Jakarta –
Sidang kasus korupsi pengelolaan tata niaga komoditas timah di wilayah izin usaha pertambangan (IUP) di PT Timah Tbk 2015-2022 yang melibatkan suami artis Sandra Dewi, Harvey Moeis, kembali digelar kemarin. Pihaknya membeberkan fakta ini terkait masalah tersebut.
Dalam sidang di Pengadilan Tipikor Jakarta Pusat, Jaksa Penuntut Umum (JPU) Kejaksaan Agung menghadirkan lima saksi, yakni Direktur Operasi dan Produksi PT Timah Tbk 2020-2021 Agung Pratama, Direktur Keuangan PT Timah Tbk Fina Eliani, Pegawai BUMN/Kepala Divisi Akuntansi PT Timah Tbk 2017-2019 Aim Syafei, Kepala Divisi Akuntansi PT Timah Tbk Dian Safitri, dan Kepala Bidang Akutansi PT Timah Tbk Erwan Sudarto.
Dari keterangan saksi, menurut kuasa hukum Harvey Moeis, Junaedi Saibih, terungkap perihal data-data dampak kerja sama antara PT Timah dengan sejumlah perusahaan smelter yang difasilitasi kerja samanya oleh kliennya.
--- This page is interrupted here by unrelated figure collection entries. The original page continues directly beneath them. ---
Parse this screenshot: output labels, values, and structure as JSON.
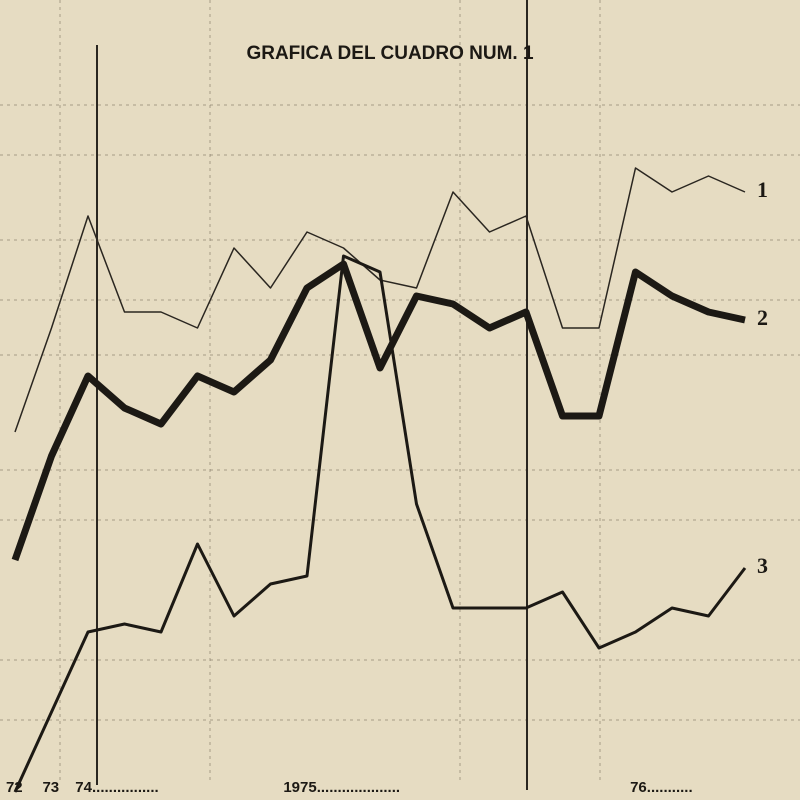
{
  "chart_data": {
    "type": "line",
    "title": "GRAFICA DEL CUADRO NUM. 1",
    "x": [
      0,
      1,
      2,
      3,
      4,
      5,
      6,
      7,
      8,
      9,
      10,
      11,
      12,
      13,
      14,
      15,
      16,
      17,
      18,
      19,
      20
    ],
    "xlim": [
      0,
      20
    ],
    "xticks": [
      {
        "value": 0.3,
        "label": "72"
      },
      {
        "value": 1.3,
        "label": "73"
      },
      {
        "value": 2.2,
        "label": "74................"
      },
      {
        "value": 7.9,
        "label": "1975...................."
      },
      {
        "value": 17.4,
        "label": "76..........."
      }
    ],
    "ylim": [
      0,
      100
    ],
    "series": [
      {
        "name": "1",
        "color": "#2a2620",
        "values": [
          46,
          59,
          73,
          61,
          61,
          59,
          69,
          64,
          71,
          69,
          65,
          64,
          76,
          71,
          73,
          59,
          59,
          79,
          76,
          78,
          76
        ]
      },
      {
        "name": "2",
        "color": "#1c1914",
        "values": [
          30,
          43,
          53,
          49,
          47,
          53,
          51,
          55,
          64,
          67,
          54,
          63,
          62,
          59,
          61,
          48,
          48,
          66,
          63,
          61,
          60
        ]
      },
      {
        "name": "3",
        "color": "#1c1914",
        "values": [
          1,
          11,
          21,
          22,
          21,
          32,
          23,
          27,
          28,
          68,
          66,
          37,
          24,
          24,
          24,
          26,
          19,
          21,
          24,
          23,
          29
        ]
      }
    ]
  }
}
Hasilnya disebut tak ada kerugian yang ditimbulkan PT Timah akibat kerja sama tersebut.
“Program kerja sama dengan smelter swasta memberikan profit,” katanya, Kamis (29/8/2024).
Junaedi juga menerangkan fakta persidangan lain dari keterangan saksi Kepala Divisi Akuntansi PT Timah Tbk Dian Safitri tentang detail Harga Pokok Produksi (HPP). Berdasarkan laporan keuangan yang ada di BAP saksi dikatakan bahwa ada smelter PT Timah yang biaya peleburannya di tahun 2019 adalah USD 5.900-an/ton yaitu di Kundur.
“Nilai ini lebih tinggi daripada biaya kerja sama sewa smelter,” ujarnya.
Keterangan itu dikatakan sama dengan pernyataan saksi Kepala Divisi Akuntansi PT Timah Tbk 2017-2019 Aim Syafei. Dia disebut menunjukan bahwa program kerja sama sewa smelter masih menguntungkan.
Jika ada catatan kerugian dalam laporan keuangan PT Timah pada periode 2019 dan 2020, dijelaskan dalam Berita Acara Pemeriksaan (BAP) Aim, hal itu timbul akibat beban biaya keuangan. Pihak Harvey Moeis mengatakan bukan disebabkan oleh program kerja sama smelter.
Pengacara suami Sandra Dewi kembali menjelaskan pada tahun 2019, tercatat PT Timah membukukan beban biaya bunga sebesar Rp 554,67 miliar, beban biaya obligasi sebesar Rp 166,29 miliar, rugi selisih kurs sebesar Rp 52,84 miliar, dan provisi bank sebesar Rp 7,87 miliar.
Beban yang sama juga terjadi pada tahun 2020 di mana PT Timah membukukan beban biaya bunga sebesar Rp 384,77 miliar, beban biaya obligasi sebesar Rp 220,41 miliar dan beban bunga terkait sewa sebesar Rp 2,17 miliar.
“Malah dengan ada kerja sama (dengan semleter swasta), kerugian yang dialami PT Timah menjadi lebih kecil,” tutur Junaedi.
Pihak Harvey Moeis kembali membeberkan buktinya bahwa pada rentang tahun 2018-2021, emiten tambang timah itu berhasil mengantongi laba khusus program kerja sama smelter ini dengan total perolehan sebesar Rp 966.190 miliar atau hampir Rp 1 trilun. Data tersebut juga dikatakan dituangkan dalam BAP Aim Syafei.
Sekadar diketahui, Harvey Moeis didakwa merugikan keuangan negara sejumlah Rp 300,003 triliun terkait kasus dugaan tindak pidana korupsi dalam pengelolaan tata niaga komoditas timah di wilayah Izin Usaha Pertambangan (IUP) di PT Timah Tbk tahun 2015-2022. Selain itu, bapak dua anak tersebut juga didakwa melakukan Tindak Pidana Pencucian Uang (TPPU) sebagaimana diatur dan diancam pidana dalam Pasal 3 atau 4 Undang-undang Nomor 8 Tahun 2010 tentang Pencegahan dan Pemberantasan Tindak Pidana Pencucian Uang jo Pasal 55 ayat (1) Ke-1 KUHP.